A G Ozgen et al. Endocr Pract. 2001 Nov-Dec.

Abstract

Objective: To investigate the androstenedione, 17a-hydroxyprogesterone (17-OHP), and dehydroepiandrosterone sulfate (DHEAS) basal levels and responses to adrenocorticotropic hormone (ACTH) in patients with adrenal incidentalomas in order to determine which enzyme defects are present.

Methods: In a study group of 23 patients (18 women and 5 men who ranged in age from 16 to 70 years) with incidentally discovered asymptomatic adrenal masses, ACTH stimulation was performed to evaluate the secretory responses of 17-OHP and DHEAS. The same test was performed in 15 age- and sex-matched control subjects.

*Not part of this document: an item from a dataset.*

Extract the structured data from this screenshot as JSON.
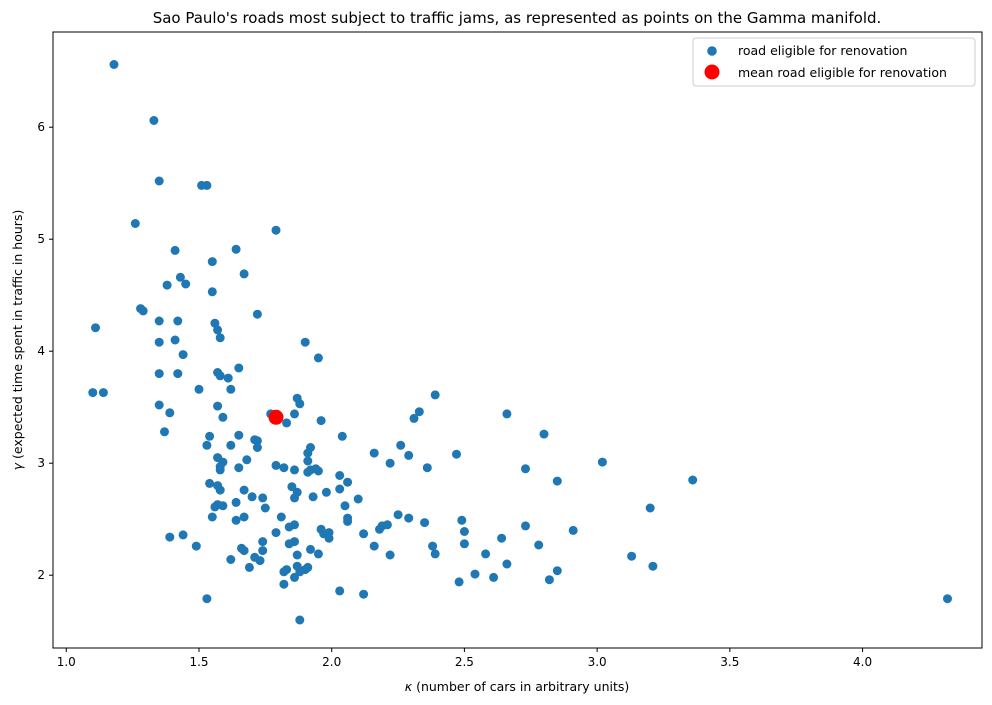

Results: Of the 23 patients, 16 (70%) had a 17-OHP peak >30 nmol/L. The 17-OHP response to ACTH stimulation was significantly higher in patients with adrenal incidentalomas than in control subjects (P<0.001). Fourteen patients had basal DHEAS levels below the 3rd percentile of the control group (1.4 +/- 0.1 mmol/L). The mean stimulated DHEAS level was 1.7 +/- 0.2 mmol/L (range, 0.8 to 4.1) in patients with incidentalomas and 4.2 +/- 0.4 mmol/L (range, 1.8 to 5.6) in the control group (P<0.001). In 13 patients, stimulated DHEAS levels were low in association with high 17-OHP levels. Basal ACTH levels did not differ significantly between patients (8.14 +/- 1.2 pmol/L) and control subjects (8.73 +/- 0.7 pmol/L). Basal androstenedione levels were significantly lower in patients (1.9 +/- 0.3 nmol/L) than in control subjects (5.7 +/- 2.5 nmol/L) (P<0.001). No significant correlation was found between 17-OHP levels and tumor size.

Conclusion: Enzyme defects may have an important role in adrenal incidentalomas. Two possible explanations for the observed abnormalities of steroid metabolism in patients with incidentalomas are that (1) the incidentalomas are true primary tumors that have aberrant steroid metabolic pathways or (2) such patients have underlying congenital adrenal hyperplasia that leads, over time, to development of pseudotumors. To assess these two possibilities, we need further studies such as genetic investigations, postoperative test results, and evidence relating the size of the adrenal mass to steroid-suppressible treatment.